Cold Weather Doesn't Freeze Out California's Illegal Farm Workers

Published on December 5th, 2007

By Maria Fotopoulos, CAPS Senior Writing Fellow
January 2007

When life gives you lemons, make lemonade. Or as Gov. Arnold Schwarzenegger learned when he visited a citrus farm to assess the weather damage from California’s devastating cold spell this month, you can still make juice when the oranges turn to mush.

The crisis has given Gov. Schwarzenegger the opportunity to play a familiar role, hero, and do what appears to be the compassionate thing for thousands of California farm workers, including those laboring here illegally, while keeping true to his position that the federal government holds the responsibility for dealing with illegal immigration.

Layoffs are expected and many workers have been “idled” through this natural disaster. The freezing temperatures have impacted an estimated 16,000 citrus pickers, farmers and packinghouse workers.

All farm workers, regardless of their legal status, will be eligible for assistance that will be made available to bridge needs created from the freeze. "Everyone will get help," the governor said during his trip to see firsthand the weather impacts in Fresno. “I think we have to reach out to everyone,” he said. “We are not here collecting immigration statuses.”

It’s been estimated that 70 percent of California’s farm workers are illegal aliens.

Henry Renteria, California’s emergency services director, added on Tuesday that the state would be prepared to address emergency unemployment insurance.

Currently, unemployment compensation is not payable to workers illegally employed in the United States

Also pitching in to help is State Sen. Abel Maldonado, R-Santa Maria. The senior son of immigrant field workers and a believer in the Sueño Americano, Maldonado is proposing modifying unemployment benefits for farm workers laid off during the freezes so that they can earn up to $200 a week without benefits being cut (current law only allows $25 per week earnings while collecting unemployment benefits).

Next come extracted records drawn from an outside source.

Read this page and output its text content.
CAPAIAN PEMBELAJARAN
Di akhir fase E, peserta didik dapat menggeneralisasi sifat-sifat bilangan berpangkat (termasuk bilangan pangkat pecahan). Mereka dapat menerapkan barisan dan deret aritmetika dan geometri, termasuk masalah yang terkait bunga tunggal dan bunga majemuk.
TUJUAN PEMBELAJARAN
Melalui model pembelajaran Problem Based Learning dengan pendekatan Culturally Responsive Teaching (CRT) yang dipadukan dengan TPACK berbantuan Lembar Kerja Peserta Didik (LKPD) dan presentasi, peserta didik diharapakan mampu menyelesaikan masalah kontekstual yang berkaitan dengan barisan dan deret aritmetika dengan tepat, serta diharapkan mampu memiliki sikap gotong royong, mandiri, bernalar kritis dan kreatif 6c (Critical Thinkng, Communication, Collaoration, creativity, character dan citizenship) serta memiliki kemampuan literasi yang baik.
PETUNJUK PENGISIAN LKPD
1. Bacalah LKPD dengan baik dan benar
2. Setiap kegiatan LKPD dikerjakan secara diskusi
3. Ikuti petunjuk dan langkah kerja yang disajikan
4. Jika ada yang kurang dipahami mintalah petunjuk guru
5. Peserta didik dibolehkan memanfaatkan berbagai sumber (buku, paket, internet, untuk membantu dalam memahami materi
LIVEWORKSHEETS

Agri-business, illegal alien farm workers and supporters of illegal immigration will be pleased by this emergency relief. And critics will be hard-pressed to vocalize criticism on this topic; it’s certainly not nice to be mean when people are suffering and seeking state shelters just to stay warm. Thus, that taxpayer funds will go to illegal aliens likely will slide as an issue, as will the question, why doesn’t the agriculture industry take care of its own?

The relief situation does merit noting though as just one more example of the ancillary problems created by having a huge illegal workforce in the United States. The grey zone continues to enlarge, while the law of unintended consequences does its magic again and the governor plays the state’s issue versus federal issue successfully one more time.